So, why have diesel fuel systems struggled in the American car market? To fully understand this curious phenomenon, you need to first know the history of the man behind the system, Rudolf Diesel.
Who Was Rudolf Diesel?
Rudolf Diesel was born in Paris in 1858, but his parents were both German. He went to school in his family's German hometown, Augsburg, and then studied engineering from the Munich Technical School, where he set a university record for receiving the highest grades of any student that ever attended.

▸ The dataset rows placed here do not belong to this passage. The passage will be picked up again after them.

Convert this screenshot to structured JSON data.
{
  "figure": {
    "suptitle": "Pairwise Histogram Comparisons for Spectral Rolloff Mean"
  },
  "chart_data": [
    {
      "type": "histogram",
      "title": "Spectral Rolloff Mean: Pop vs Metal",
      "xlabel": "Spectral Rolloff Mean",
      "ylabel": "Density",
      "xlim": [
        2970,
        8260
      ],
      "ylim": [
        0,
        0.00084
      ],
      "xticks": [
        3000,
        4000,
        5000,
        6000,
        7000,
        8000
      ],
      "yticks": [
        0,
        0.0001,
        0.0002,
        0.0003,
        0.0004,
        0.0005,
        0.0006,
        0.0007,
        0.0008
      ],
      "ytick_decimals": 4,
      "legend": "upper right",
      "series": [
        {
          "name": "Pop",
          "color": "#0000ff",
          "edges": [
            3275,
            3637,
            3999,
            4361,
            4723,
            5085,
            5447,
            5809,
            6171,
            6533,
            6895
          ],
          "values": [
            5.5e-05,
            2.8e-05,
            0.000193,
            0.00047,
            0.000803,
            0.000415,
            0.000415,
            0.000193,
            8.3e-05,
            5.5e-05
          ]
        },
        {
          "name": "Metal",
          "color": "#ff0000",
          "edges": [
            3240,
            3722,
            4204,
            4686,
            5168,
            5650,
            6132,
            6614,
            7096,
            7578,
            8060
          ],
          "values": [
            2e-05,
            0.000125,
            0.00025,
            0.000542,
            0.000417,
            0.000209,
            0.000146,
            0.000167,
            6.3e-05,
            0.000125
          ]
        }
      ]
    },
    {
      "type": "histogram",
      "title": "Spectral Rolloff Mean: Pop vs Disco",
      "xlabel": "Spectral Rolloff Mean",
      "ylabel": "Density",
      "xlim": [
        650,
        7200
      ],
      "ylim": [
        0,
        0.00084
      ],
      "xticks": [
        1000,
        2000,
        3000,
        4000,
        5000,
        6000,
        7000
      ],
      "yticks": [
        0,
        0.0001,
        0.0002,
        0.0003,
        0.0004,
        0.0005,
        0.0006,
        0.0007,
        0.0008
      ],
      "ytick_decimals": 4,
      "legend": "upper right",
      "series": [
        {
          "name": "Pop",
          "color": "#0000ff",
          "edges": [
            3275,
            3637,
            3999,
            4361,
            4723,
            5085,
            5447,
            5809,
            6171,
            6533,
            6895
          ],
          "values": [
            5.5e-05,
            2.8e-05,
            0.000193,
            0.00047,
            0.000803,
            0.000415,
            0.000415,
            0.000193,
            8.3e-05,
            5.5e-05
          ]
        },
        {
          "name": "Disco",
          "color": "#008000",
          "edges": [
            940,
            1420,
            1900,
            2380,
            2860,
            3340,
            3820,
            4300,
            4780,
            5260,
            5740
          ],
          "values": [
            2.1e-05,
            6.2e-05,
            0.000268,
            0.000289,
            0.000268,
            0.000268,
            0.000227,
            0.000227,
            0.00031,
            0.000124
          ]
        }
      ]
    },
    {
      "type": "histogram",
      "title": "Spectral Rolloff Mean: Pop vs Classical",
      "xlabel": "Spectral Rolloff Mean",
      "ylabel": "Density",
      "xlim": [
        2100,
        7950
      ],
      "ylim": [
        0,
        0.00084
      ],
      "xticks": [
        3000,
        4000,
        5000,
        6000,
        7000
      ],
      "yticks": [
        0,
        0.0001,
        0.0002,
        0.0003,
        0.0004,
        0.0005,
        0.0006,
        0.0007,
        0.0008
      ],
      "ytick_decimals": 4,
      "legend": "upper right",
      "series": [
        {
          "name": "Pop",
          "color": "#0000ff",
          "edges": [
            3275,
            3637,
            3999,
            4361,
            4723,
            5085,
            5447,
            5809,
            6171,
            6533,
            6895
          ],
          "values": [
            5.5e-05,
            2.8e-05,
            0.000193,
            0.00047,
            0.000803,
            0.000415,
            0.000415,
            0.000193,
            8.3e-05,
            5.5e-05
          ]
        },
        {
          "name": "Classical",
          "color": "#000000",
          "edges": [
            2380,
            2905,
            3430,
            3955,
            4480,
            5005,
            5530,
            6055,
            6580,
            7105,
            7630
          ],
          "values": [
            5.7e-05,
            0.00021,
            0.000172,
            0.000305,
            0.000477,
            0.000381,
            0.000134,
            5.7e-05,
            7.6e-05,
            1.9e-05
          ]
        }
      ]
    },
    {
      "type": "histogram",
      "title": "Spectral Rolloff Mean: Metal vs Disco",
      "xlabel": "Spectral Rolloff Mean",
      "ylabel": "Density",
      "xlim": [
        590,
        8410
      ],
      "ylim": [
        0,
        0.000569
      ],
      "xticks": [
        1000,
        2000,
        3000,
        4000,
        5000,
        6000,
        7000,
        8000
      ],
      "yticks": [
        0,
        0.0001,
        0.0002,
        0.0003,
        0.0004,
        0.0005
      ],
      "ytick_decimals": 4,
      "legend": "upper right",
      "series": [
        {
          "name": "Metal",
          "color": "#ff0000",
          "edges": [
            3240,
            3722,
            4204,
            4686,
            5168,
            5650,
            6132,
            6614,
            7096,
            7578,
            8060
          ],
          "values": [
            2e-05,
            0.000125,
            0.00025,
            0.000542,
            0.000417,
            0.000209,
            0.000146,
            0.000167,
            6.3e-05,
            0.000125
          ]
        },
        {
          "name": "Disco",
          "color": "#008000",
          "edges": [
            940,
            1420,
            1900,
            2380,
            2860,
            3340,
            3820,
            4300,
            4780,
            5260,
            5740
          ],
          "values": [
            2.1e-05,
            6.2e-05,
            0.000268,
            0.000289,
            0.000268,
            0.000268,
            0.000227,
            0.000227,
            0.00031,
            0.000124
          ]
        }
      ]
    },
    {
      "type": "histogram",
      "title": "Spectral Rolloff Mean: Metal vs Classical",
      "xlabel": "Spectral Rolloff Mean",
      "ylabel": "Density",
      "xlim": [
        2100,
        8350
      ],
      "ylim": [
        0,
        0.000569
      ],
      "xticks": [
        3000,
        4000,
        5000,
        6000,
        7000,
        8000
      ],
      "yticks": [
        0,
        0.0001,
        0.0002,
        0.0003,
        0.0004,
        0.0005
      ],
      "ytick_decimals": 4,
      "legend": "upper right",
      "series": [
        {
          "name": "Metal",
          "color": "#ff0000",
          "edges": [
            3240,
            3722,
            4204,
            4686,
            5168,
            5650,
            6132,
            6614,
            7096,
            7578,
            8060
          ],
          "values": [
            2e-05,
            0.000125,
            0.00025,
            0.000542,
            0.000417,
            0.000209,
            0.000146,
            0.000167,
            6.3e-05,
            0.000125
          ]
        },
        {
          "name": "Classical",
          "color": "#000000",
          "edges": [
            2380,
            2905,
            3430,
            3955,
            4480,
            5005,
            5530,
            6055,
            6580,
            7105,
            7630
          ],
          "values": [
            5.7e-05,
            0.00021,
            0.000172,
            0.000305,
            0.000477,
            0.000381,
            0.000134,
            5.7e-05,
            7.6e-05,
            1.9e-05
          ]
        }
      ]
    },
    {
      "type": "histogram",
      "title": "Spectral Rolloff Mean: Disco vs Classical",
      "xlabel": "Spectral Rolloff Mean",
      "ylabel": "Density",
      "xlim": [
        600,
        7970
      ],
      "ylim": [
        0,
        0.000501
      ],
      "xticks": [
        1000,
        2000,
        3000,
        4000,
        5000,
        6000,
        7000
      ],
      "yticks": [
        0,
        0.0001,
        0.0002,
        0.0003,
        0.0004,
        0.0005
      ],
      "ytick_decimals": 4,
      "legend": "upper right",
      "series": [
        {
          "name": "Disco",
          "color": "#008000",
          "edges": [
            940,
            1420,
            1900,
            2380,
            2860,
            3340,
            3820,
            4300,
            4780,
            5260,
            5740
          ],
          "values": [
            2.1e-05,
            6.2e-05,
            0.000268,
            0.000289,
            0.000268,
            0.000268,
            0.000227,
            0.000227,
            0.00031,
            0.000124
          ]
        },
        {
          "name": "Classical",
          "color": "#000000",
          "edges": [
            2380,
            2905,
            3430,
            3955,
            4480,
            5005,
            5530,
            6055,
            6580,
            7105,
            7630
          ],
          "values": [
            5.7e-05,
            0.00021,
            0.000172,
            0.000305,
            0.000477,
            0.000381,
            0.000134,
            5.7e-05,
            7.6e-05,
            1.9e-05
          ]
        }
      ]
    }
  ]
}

Not long after Diesel graduated, he began designing a new vehicle ignition system that he hoped would be more efficient than the steam engines that were common during that time. With the support of the car manufacturing team at Machinenfabrik Augsburg Aktiengesellschaft, or MAN AG, he revealed an internal compression engine that was not only more efficient, but also compatible with a wide variety of different machines, from trains to marine crafts to automobiles.

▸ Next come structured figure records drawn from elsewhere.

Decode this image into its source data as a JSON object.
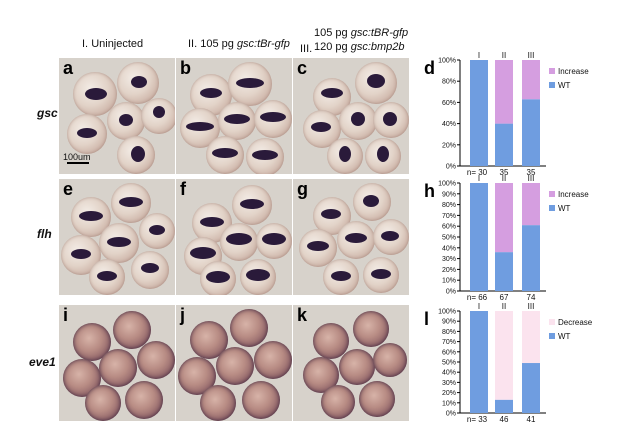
{
  "columns": [
    {
      "roman": "I.",
      "text": "Uninjected"
    },
    {
      "roman": "II.",
      "text_plain": "105 pg ",
      "text_italic": "gsc:tBr-gfp"
    },
    {
      "roman": "III.",
      "line1_plain": "105 pg ",
      "line1_italic": "gsc:tBR-gfp",
      "line2_plain": "120 pg ",
      "line2_italic": "gsc:bmp2b"
    }
  ],
  "rows": [
    {
      "gene": "gsc",
      "panels": [
        "a",
        "b",
        "c"
      ],
      "chart_letter": "d"
    },
    {
      "gene": "flh",
      "panels": [
        "e",
        "f",
        "g"
      ],
      "chart_letter": "h"
    },
    {
      "gene": "eve1",
      "panels": [
        "i",
        "j",
        "k"
      ],
      "chart_letter": "l"
    }
  ],
  "scale_bar": "100um",
  "colors": {
    "wt": "#6f9de0",
    "increase": "#d59ee0",
    "decrease": "#fbe3ee"
  },
  "chart_data": [
    {
      "type": "bar",
      "stacked": true,
      "percent": true,
      "categories": [
        "I",
        "II",
        "III"
      ],
      "n_labels": [
        "n= 30",
        "35",
        "35"
      ],
      "yticks": [
        "0%",
        "20%",
        "40%",
        "60%",
        "80%",
        "100%"
      ],
      "series": [
        {
          "name": "WT",
          "values": [
            100,
            40,
            63
          ]
        },
        {
          "name": "Increase",
          "values": [
            0,
            60,
            37
          ]
        }
      ],
      "ylim": [
        0,
        100
      ],
      "legend": "right"
    },
    {
      "type": "bar",
      "stacked": true,
      "percent": true,
      "categories": [
        "I",
        "II",
        "III"
      ],
      "n_labels": [
        "n= 66",
        "67",
        "74"
      ],
      "yticks": [
        "0%",
        "10%",
        "20%",
        "30%",
        "40%",
        "50%",
        "60%",
        "70%",
        "80%",
        "90%",
        "100%"
      ],
      "series": [
        {
          "name": "WT",
          "values": [
            100,
            36,
            61
          ]
        },
        {
          "name": "Increase",
          "values": [
            0,
            64,
            39
          ]
        }
      ],
      "ylim": [
        0,
        100
      ],
      "legend": "right"
    },
    {
      "type": "bar",
      "stacked": true,
      "percent": true,
      "categories": [
        "I",
        "II",
        "III"
      ],
      "n_labels": [
        "n= 33",
        "46",
        "41"
      ],
      "yticks": [
        "0%",
        "10%",
        "20%",
        "30%",
        "40%",
        "50%",
        "60%",
        "70%",
        "80%",
        "90%",
        "100%"
      ],
      "series": [
        {
          "name": "WT",
          "values": [
            100,
            13,
            49
          ]
        },
        {
          "name": "Decrease",
          "values": [
            0,
            87,
            51
          ]
        }
      ],
      "ylim": [
        0,
        100
      ],
      "legend": "right"
    }
  ]
}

Diesel originally used peanut oil in his compression engine, but then settled on a petroleum by-product that is known today as simply "diesel fuel."

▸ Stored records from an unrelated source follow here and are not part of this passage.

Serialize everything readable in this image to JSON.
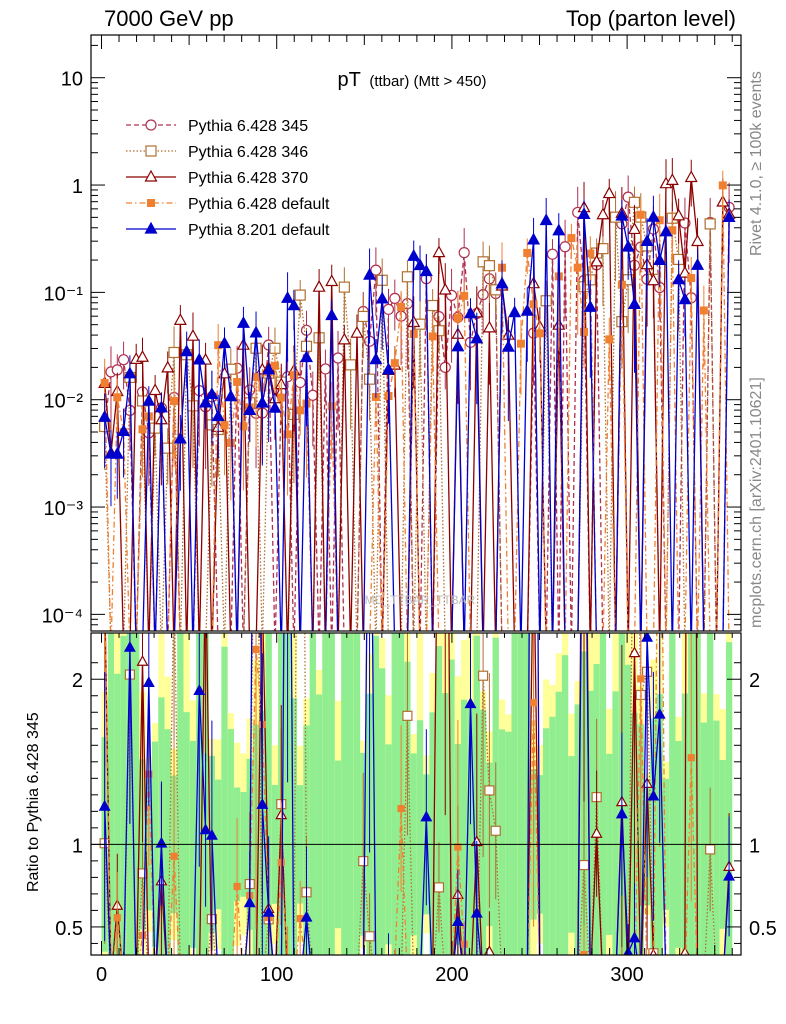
{
  "header": {
    "energy_label": "7000 GeV pp",
    "process_label": "Top (parton level)"
  },
  "side_text": {
    "rivet": "Rivet 4.1.0, ≥ 100k events",
    "mcplots": "mcplots.cern.ch [arXiv:2401.10621]"
  },
  "chart_data": [
    {
      "panel": "main",
      "type": "line",
      "title_main": "pT",
      "title_sub": "(ttbar) (Mtt > 450)",
      "watermark": "MC_TTBAR_TTBAR",
      "yscale": "log",
      "ylim": [
        7e-05,
        25
      ],
      "xlim": [
        -6,
        365
      ],
      "ytick_labels": [
        {
          "value": 10,
          "label": "10"
        },
        {
          "value": 1,
          "label": "1"
        },
        {
          "value": 0.1,
          "label": "10⁻¹"
        },
        {
          "value": 0.01,
          "label": "10⁻²"
        },
        {
          "value": 0.001,
          "label": "10⁻³"
        },
        {
          "value": 0.0001,
          "label": "10⁻⁴"
        }
      ],
      "legend_position": "top-left",
      "series": [
        {
          "name": "Pythia 6.428 345",
          "color": "#b03050",
          "marker": "circle-open",
          "linestyle": "dashed",
          "seed": 11,
          "nonzero_frac": 0.55,
          "amp_lo": 0.01,
          "amp_hi": 0.4
        },
        {
          "name": "Pythia 6.428 346",
          "color": "#b07030",
          "marker": "square-open",
          "linestyle": "dotted",
          "seed": 23,
          "nonzero_frac": 0.5,
          "amp_lo": 0.008,
          "amp_hi": 0.35
        },
        {
          "name": "Pythia 6.428 370",
          "color": "#8b0000",
          "marker": "triangle-open",
          "linestyle": "solid",
          "seed": 37,
          "nonzero_frac": 0.55,
          "amp_lo": 0.01,
          "amp_hi": 0.5
        },
        {
          "name": "Pythia 6.428 default",
          "color": "#f08030",
          "marker": "square-filled",
          "linestyle": "dashdot",
          "seed": 51,
          "nonzero_frac": 0.5,
          "amp_lo": 0.005,
          "amp_hi": 0.3
        },
        {
          "name": "Pythia 8.201 default",
          "color": "#0000cc",
          "marker": "triangle-filled",
          "linestyle": "solid",
          "seed": 67,
          "nonzero_frac": 0.55,
          "amp_lo": 0.01,
          "amp_hi": 0.4
        }
      ]
    },
    {
      "panel": "ratio",
      "type": "line",
      "ylabel": "Ratio to Pythia 6.428 345",
      "ylim": [
        0.33,
        2.28
      ],
      "yticks": [
        0.5,
        1,
        2
      ],
      "ytick_labels": [
        "0.5",
        "1",
        "2"
      ],
      "reference_line": 1,
      "xlim": [
        -6,
        365
      ],
      "xticks": [
        0,
        100,
        200,
        300
      ],
      "xtick_labels": [
        "0",
        "100",
        "200",
        "300"
      ],
      "band_colors": {
        "inner": "#90ee90",
        "outer": "#ffff99"
      }
    }
  ]
}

Diesel's Rough Start in America
Rudolf Diesel attempted to introduce diesel into the United States, but he was unable to get a strong toehold in this country. Adolphus Busch, the infamous American beer brewer, took on Diesel's creation and tried to manufacture and distribute these engines in the United States. Unfortunately, the business venture was a financial disaster, and the diesel fuel system failed to catch on in America.
Nearly broke and with a future uncertain, Diesel returned to Europe. In 1913, he boarded a steamship en route from Germany to England, and mysteriously disappeared on the journey. Some historians suggest that the German government suspected Diesel was selling his patents to the English army--being broke, he was desperate to sell his creations to anyone who would give him money. The majority belief, however, is that Diesel committed suicide as a result of his imminent financial doom, which hit rock bottom when his product failed in the United States.
Diesel Fuel After Diesel
After Rudolf Diesel passed away, diesel still continued to struggle on this continent. The trucking industry began popularizing diesel fuel, but this love for diesel was short-lived. In the 1980s, the federal government increased the tax rate for diesel fuel but not petroleum gasoline, and this was the final nail in the coffin.
Today, Americans can receive tax credits for certain diesel-based vehicles, but diesel never did quite take off in the way that it has in the rest of the world. In 2014, car consumers began to rethink how they previously felt about these automobiles, so the future looks promising for Rudolf Diesel's creation. Only time will tell, but it is definitely too soon to cross off the success of diesel in the United States.